Tarr Steps, is an ‘ancient bridge’ across the River Barle in Somerset, within the boundaries of Exmoor National Park. I was watching the BBC ‘Spotlight’ (early evening local news programme) last week, and saw this report about it:

http://www.bbc.co.uk/news/uk-england-somerset-21424027

Here’s the ITV version: http://www.itv.com/news/west/story/2013-02-12/tarr-steps-repair/

Tarr Steps is talked about as a ‘famous landmark’ and a ‘tourist attraction’ – I don’t think either website gives much space to its use as a “bridge” as such! The BBC excerpt starts off by talking about the use of “21st Century technology” to repair “one of our oldest [‘us’ being ‘the nation’, I guess] and most unusual ancient monuments” [i.e. it is there to ‘monumentalise’ a sense of ‘ancientness’…?!]. It is variously described as being ‘ancient’; ‘prehistoric’; ‘Bronze Age’; ‘around 1000 years old’; ‘perhaps built in around AD1400′; or of ‘unknown age’ – such heritage items as bridges and trackways are notoriously difficult to ‘date’. But of course the entire news item is about how it is actually being (re)built in February 2013. One could argue that it is the newest bridge in the country!? But I guess they aren’t really building a ‘bridge’ – they are building an ‘ancient monument’: one of the region’s most famous landmarks and tourist attractions…?!

I did a little bit of asking around (I have a postgrad, Tim Wilkinson, working on perceptions of Exmoor): Tarr Steps has also been ‘built’ in 1942 (by the army, as some sort of training exercise – I guess they needed to practise such skills since they knew they’d have to cross the Rhine following the allied invasion of Europe! – a joke!). It was also built in 1952, I guess, following the well-known floods that caused havoc (and killed several people) in Lynmouth. It was also rebuilt in 1979, and again in 2008. During this last building stage, each stone was numbered and electronically tagged so that they could be replaced in ‘exactly the same place’ if they were ever dislodged: I guess the repair crew working there this week are thankful for this. I guess it also makes Tarr Steps one of the more technologically advanced bridges in the world. This technology is being deployed in order to ‘petrify’ Tarr Steps through conservation practises, to act as a totem or icon of…. ‘ancientness’?; ‘national identity’ (as a key site within the Exmoor NATIONAL Park)?

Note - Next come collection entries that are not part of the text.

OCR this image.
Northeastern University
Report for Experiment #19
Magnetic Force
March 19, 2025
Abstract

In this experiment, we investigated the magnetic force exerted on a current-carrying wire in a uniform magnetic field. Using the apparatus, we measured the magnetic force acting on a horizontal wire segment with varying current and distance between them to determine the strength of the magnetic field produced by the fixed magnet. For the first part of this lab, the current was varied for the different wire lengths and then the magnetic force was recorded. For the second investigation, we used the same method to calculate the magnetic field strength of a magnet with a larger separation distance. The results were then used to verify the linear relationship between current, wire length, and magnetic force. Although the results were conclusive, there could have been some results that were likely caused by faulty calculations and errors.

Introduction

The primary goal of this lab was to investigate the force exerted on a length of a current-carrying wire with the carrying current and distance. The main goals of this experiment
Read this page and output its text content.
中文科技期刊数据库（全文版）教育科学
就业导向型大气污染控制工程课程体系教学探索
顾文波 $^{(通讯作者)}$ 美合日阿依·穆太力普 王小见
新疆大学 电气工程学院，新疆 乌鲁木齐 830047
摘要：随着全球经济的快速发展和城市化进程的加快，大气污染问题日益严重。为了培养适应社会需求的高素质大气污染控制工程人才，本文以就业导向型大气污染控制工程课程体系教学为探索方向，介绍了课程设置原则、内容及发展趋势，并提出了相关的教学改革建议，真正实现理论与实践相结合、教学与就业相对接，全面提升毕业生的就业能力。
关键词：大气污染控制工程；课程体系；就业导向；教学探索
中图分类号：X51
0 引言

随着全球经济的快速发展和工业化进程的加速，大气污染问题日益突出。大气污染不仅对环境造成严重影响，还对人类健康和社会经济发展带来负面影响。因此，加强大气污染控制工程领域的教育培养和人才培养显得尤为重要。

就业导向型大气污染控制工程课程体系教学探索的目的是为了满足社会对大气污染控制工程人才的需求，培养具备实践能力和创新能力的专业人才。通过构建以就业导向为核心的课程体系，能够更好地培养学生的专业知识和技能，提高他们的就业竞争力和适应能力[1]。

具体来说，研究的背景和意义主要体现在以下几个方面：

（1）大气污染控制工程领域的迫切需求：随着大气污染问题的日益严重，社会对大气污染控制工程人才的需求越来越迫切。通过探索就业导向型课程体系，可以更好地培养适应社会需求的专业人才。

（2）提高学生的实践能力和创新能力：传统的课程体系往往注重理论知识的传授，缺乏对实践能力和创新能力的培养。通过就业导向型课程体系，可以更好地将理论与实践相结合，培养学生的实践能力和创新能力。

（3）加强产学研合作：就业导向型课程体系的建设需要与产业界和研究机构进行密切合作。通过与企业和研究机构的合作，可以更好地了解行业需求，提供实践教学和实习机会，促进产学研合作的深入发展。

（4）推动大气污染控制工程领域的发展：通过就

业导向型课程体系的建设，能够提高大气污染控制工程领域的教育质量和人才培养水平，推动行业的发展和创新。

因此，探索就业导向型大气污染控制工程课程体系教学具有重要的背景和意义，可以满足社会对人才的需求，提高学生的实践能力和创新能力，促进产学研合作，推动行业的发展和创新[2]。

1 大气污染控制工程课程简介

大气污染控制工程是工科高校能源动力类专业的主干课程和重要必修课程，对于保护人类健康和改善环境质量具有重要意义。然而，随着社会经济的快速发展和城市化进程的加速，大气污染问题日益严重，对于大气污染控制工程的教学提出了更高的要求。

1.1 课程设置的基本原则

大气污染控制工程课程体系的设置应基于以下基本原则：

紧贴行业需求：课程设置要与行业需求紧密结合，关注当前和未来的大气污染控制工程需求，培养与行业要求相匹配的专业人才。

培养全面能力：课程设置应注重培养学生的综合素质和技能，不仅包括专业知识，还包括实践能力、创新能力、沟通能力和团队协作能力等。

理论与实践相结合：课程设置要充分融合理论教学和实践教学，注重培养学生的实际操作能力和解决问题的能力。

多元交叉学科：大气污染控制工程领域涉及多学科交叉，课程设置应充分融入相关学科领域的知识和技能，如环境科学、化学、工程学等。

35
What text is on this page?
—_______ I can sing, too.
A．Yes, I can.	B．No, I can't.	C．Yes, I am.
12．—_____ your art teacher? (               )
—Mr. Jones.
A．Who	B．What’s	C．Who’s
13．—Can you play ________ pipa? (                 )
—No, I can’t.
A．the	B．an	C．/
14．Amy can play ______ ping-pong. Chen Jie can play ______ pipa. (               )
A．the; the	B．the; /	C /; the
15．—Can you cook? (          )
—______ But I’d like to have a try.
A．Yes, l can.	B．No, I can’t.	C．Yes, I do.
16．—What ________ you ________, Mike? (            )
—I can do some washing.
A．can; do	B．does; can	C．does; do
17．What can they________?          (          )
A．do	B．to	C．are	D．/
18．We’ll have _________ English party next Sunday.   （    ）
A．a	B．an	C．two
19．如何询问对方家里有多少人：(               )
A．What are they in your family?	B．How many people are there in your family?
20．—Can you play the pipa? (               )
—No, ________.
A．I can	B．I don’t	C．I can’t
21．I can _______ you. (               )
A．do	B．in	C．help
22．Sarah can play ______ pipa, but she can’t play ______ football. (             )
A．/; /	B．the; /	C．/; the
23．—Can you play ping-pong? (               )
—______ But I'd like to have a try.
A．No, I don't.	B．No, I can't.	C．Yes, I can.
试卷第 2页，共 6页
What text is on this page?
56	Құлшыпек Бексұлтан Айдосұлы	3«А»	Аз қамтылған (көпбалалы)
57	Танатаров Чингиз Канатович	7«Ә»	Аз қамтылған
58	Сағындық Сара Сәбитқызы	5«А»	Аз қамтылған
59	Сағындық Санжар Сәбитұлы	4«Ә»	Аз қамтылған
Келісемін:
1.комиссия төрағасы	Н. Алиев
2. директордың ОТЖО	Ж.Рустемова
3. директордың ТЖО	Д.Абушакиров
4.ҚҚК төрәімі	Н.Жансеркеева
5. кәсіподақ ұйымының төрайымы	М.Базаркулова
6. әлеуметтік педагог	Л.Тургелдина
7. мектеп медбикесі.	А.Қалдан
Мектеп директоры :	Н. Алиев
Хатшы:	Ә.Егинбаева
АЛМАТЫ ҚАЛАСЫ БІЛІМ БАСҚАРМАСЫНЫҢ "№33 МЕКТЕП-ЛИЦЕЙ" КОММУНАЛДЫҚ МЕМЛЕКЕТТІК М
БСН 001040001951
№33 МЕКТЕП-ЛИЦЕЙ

Re-reading the news reports, however, it seems that (as far as I can make out) the repair bill is being picked up by Somerset County Council’s Road Budget – afterall, Tarr Steps is a Public Right of Way. Perhaps what is being ‘preserved’, therefore, is the notion of public access and common rights to free movement. This concept is also difficult to ‘date’ in any standard format, and is surely a flexible and dynamic phenomenon, which would seem to open up a metaphorical and literal ‘pathway’ to the countless ordinary people who have used the bridge to cross the River Barle for “a long time”.

Tarr Steps is a stone-built structure that has been re-built many times because it is ‘useful’. It has recently been used as a ‘heritage icon’, postcard subject and honey-pot tourist site. Its most enduring purpose, however, has been to get across a big river without getting your feet wet.